Rolando Cordera Campos
¿Se puede no ser antiestatista?
A partir de los años setenta, después de las grandes batallas del 68 mundial y de los descubrimientos sobre la ingobernabilidad congénita de las democracias modernas, se puso de moda el combate contra el Estado. Todos a una, de la extrema izquierda a la derecha que entonces buscaba ilustrarse, se lanzaron contra el Estado.
Fue éste el momento iniciático de expiación del reformismo social demócrata, basado en una intervención sistemática del Estado; también, en nuestro medio político que apenas balbuceaba, el de la persecución izquierdista del ``aperturismo'' y de la condena total, sin recurso apelatorio alguno, de las iniciativas revisionistas del Estado nacional-popular. Se llegó al extremo, como en el caso de Chile, de culpar al reformismo de la contrarrevolución.
Hoy las cosas parecen diferentes, pero en el país predomina la furia antiestatista. Todo lo que pueda implicar una revisión de la pauta ``liberista'' impuesta a la conducción económica, es vista como reaccionaria o regresiva, portadora de inaceptables conspiraciones populistas, tal y como el Banco Mundial o el BID han decidido que se debe entender el populismo. Frente a esta versión vernácula de la fiebre neoliberal de Thatcher y Reagan, predominan la nostalgia o el milenarismo, así como la renuencia a hacer la crítica de fondo de un pasado cuya reedición es no sólo inviable, sino indeseable.
Vale pues la pena preguntarse si se puede no ser antiestatista, sin incurrir en el pecado de mirar hacia atrás y correr el riesgo de convertirse en estatua de sal. Si se puede intentar una política nacional, para la economía y la sociedad actuales, que se base en el Estado.
Sí se puede no ser antiestatista, a condición de no confundir estatismo con estadolatría. Esta última, diría Gramsci, es una fase en la historia de algunos pueblos, como los de Europa del Este, en los que él pensaba, caracterizada por una falta de cohesión de la sociedad y una incapacidad para darse instituciones de gobierno representativo, que a la vez pudieran producir orden y progreso material (``sociedades gelatinosas'' las llamaba el mismo Gramsci). Se requiere, en esas circunstancias, de un poder externo, vertical y autoritario, cuando no dictatorial, que ponga a cada quien en su lugar y haga posible la producción material, prácticamente por mandato desde arriba.
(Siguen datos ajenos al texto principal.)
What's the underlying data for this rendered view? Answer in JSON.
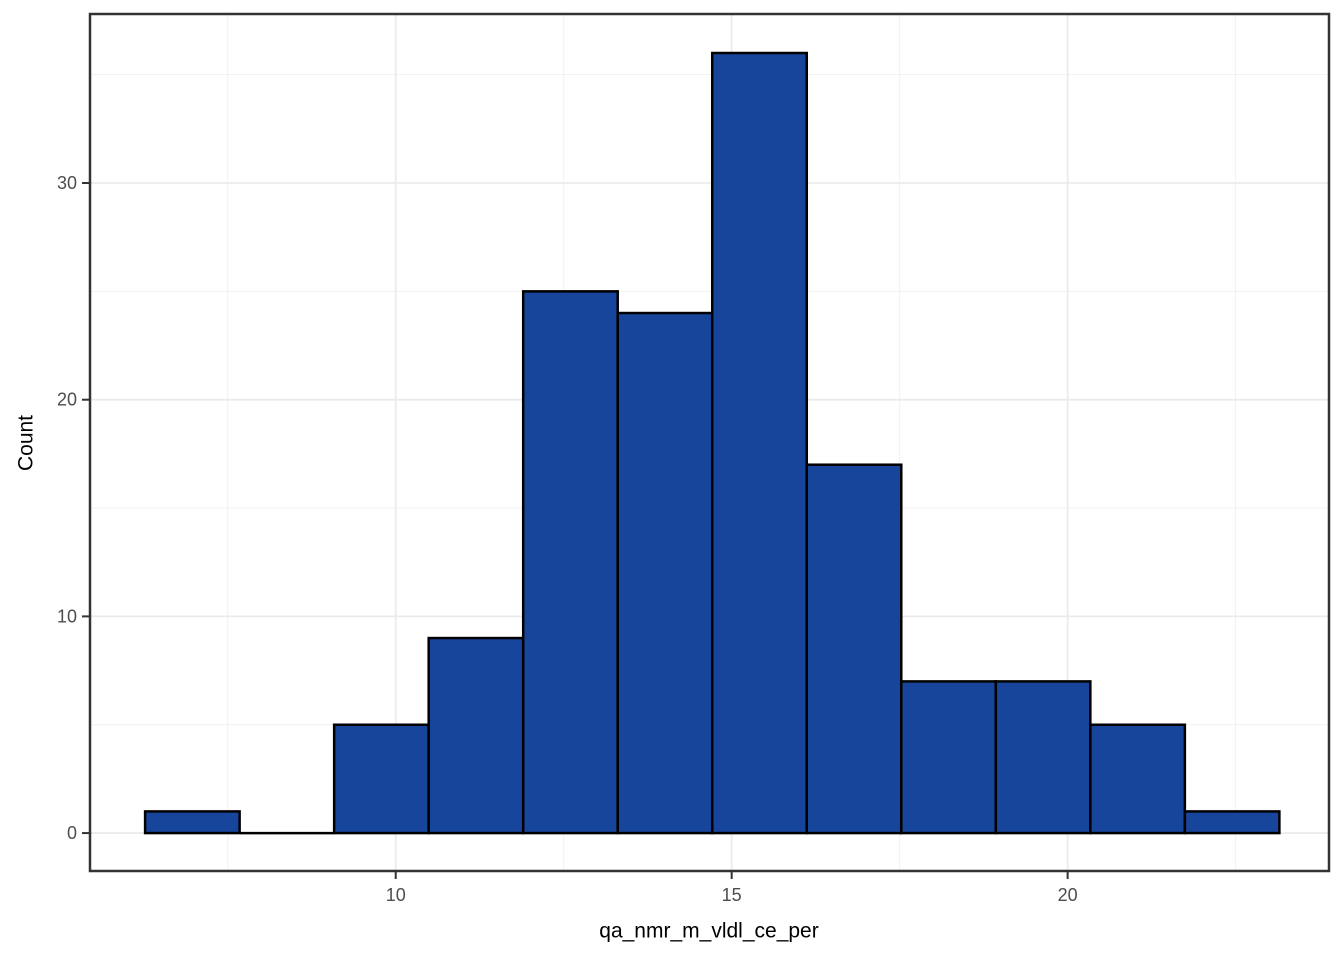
{
  "chart_data": {
    "type": "bar",
    "subtype": "histogram",
    "title": "",
    "xlabel": "qa_nmr_m_vldl_ce_per",
    "ylabel": "Count",
    "bin_start": 6.27,
    "bin_width": 1.4068,
    "counts": [
      1,
      0,
      5,
      9,
      25,
      24,
      36,
      17,
      7,
      7,
      5,
      1
    ],
    "x_ticks": [
      10,
      15,
      20
    ],
    "y_ticks": [
      0,
      10,
      20,
      30
    ],
    "x_minor_breaks": [
      7.5,
      12.5,
      17.5,
      22.5
    ],
    "y_minor_breaks": [
      5,
      15,
      25,
      35
    ],
    "xlim": [
      5.45,
      23.89
    ],
    "ylim": [
      -1.75,
      37.8
    ],
    "grid": true,
    "legend": "none",
    "colors": {
      "bar_fill": "#17459C",
      "bar_stroke": "#000000",
      "background": "#FFFFFF",
      "panel_background": "#FFFFFF",
      "panel_border": "#333333",
      "grid_major": "#EBEBEB",
      "grid_minor": "#F1F1F1",
      "tick": "#333333",
      "tick_label": "#4D4D4D",
      "axis_title": "#000000"
    }
  }
}
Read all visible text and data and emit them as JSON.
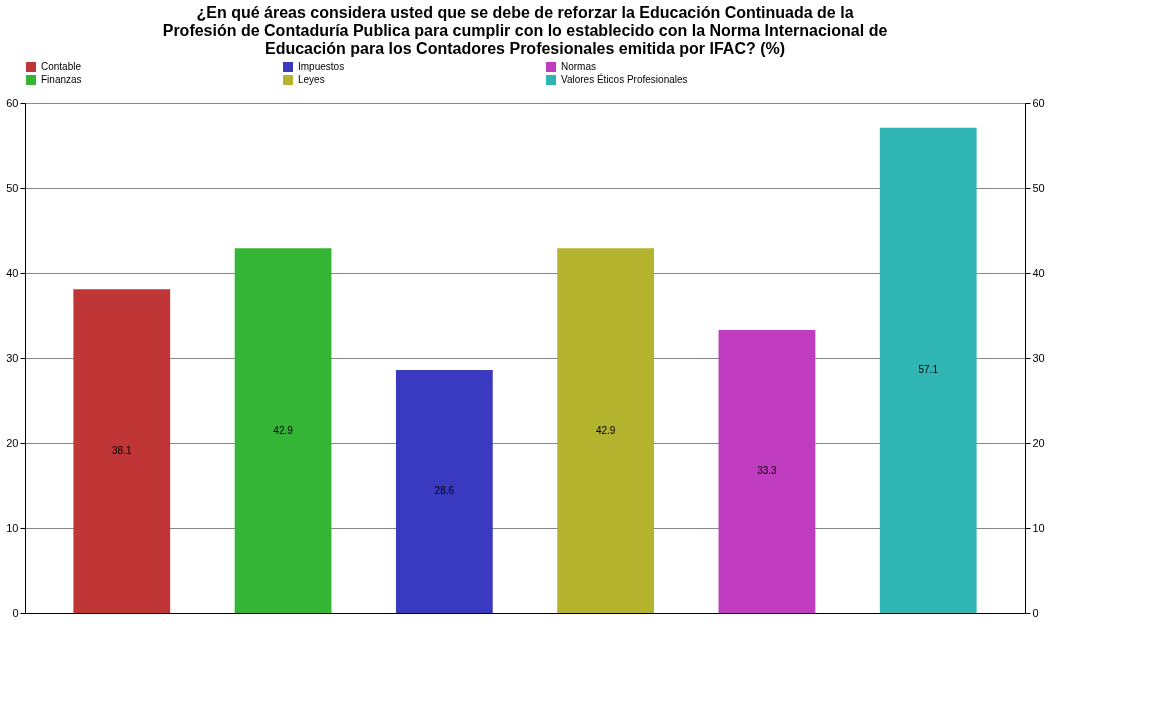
{
  "chart_data": {
    "type": "bar",
    "title": "¿En qué áreas considera usted que se debe de reforzar la Educación Continuada de la\nProfesión de Contaduría Publica para cumplir con lo establecido con la Norma Internacional de\nEducación para los Contadores Profesionales emitida por IFAC? (%)",
    "categories": [
      null,
      null,
      null,
      null,
      null,
      null
    ],
    "series": [
      {
        "name": "Contable",
        "color": "#c03535",
        "values": [
          38.1,
          null,
          null,
          null,
          null,
          null
        ]
      },
      {
        "name": "Finanzas",
        "color": "#35b535",
        "values": [
          null,
          42.9,
          null,
          null,
          null,
          null
        ]
      },
      {
        "name": "Impuestos",
        "color": "#3a3ac0",
        "values": [
          null,
          null,
          28.6,
          null,
          null,
          null
        ]
      },
      {
        "name": "Leyes",
        "color": "#b3b32e",
        "values": [
          null,
          null,
          null,
          42.9,
          null,
          null
        ]
      },
      {
        "name": "Normas",
        "color": "#c03cc0",
        "values": [
          null,
          null,
          null,
          null,
          33.3,
          null
        ]
      },
      {
        "name": "Valores Éticos Profesionales",
        "color": "#30b5b5",
        "values": [
          null,
          null,
          null,
          null,
          null,
          57.1
        ]
      }
    ],
    "ylim": [
      0,
      60
    ],
    "yticks": [
      0,
      10,
      20,
      30,
      40,
      50,
      60
    ],
    "y2lim": [
      0,
      60
    ],
    "y2ticks": [
      0,
      10,
      20,
      30,
      40,
      50,
      60
    ],
    "grid": "y",
    "legend": "top",
    "data_labels": true
  }
}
Sin haber reproducido la fórmula gramsciana, nosotros tuvimos nuestra estadolatría en el presidencialismo económico que empezó su nadir en los años setenta. Después de esos años, todo ha sido búsqueda y muchos palos de ciego. Y mucha fe en el mercado, desde el Estado.
Se puede no sólo no ser antiestatista sino estatista, a condición de no confundir al Estado con una voluntad omnímoda y omnisciente, cuyo ejercicio debe estar en las manos de unos cuantos elegidos que pronto forman lo que alguna vez se denominó la self recruiting class. Es decir, se puede ser distinto a condición de no ser ingenuo, ni necio.
Se puede ser un no antiestatista ilustrado, si aparte de mostrarle a los neoliberales la posibilidad y realidad abundante de las ``fallas'' del mercado, se muestra que el gobierno está condenado también a generar fallas, cuya corrección, sin embargo, no puede hacerse depender del mercado libre y soberano. Es decir, si se asume en serio el papel insustituible de las otras instituciones cooperativas y de participación política y social, para enfrentar y absorber, incluso asimilar, las fallas sucesivas y recurrentes en que fatalmente incurren el Estado y el mercado, las dos grandes y centrales instituciones de la sociedad moderna.
Se puede, en fin, no ser antiestatista y a la vez ser políticamente eficaz y progresista, si se reconoce que temas vitales para la existencia colectiva y la reproducción económica, como la educación fundamental y el desarrollo tecnológico, y desde luego la seguridad y atención sociales y el combate a la pobreza extrema, así como la heterogeneidad social y racial de México, no pueden ser abordados y resueltos productivamente de manera anónima y azarosa, filantrópica o como fruto milagroso de la acción de las fuerzas impersonales del mercado. Tampoco con cargo a una hipotética legislación liberal que nos ponga a todos, como por ensalmo, en suelo parejo.
Todo esto supone, de principio a fin, hacerse cargo de la perpetua vocación humana, individual o colectiva, política o institucional, para cometer errores y excesos. Es decir, si por Estado bueno no se entiende gobierno providencial y conductor iluminado.
Como se ve, ser antiestatista es la posición facilona, aunque muy rentable. Por ahora, al menos.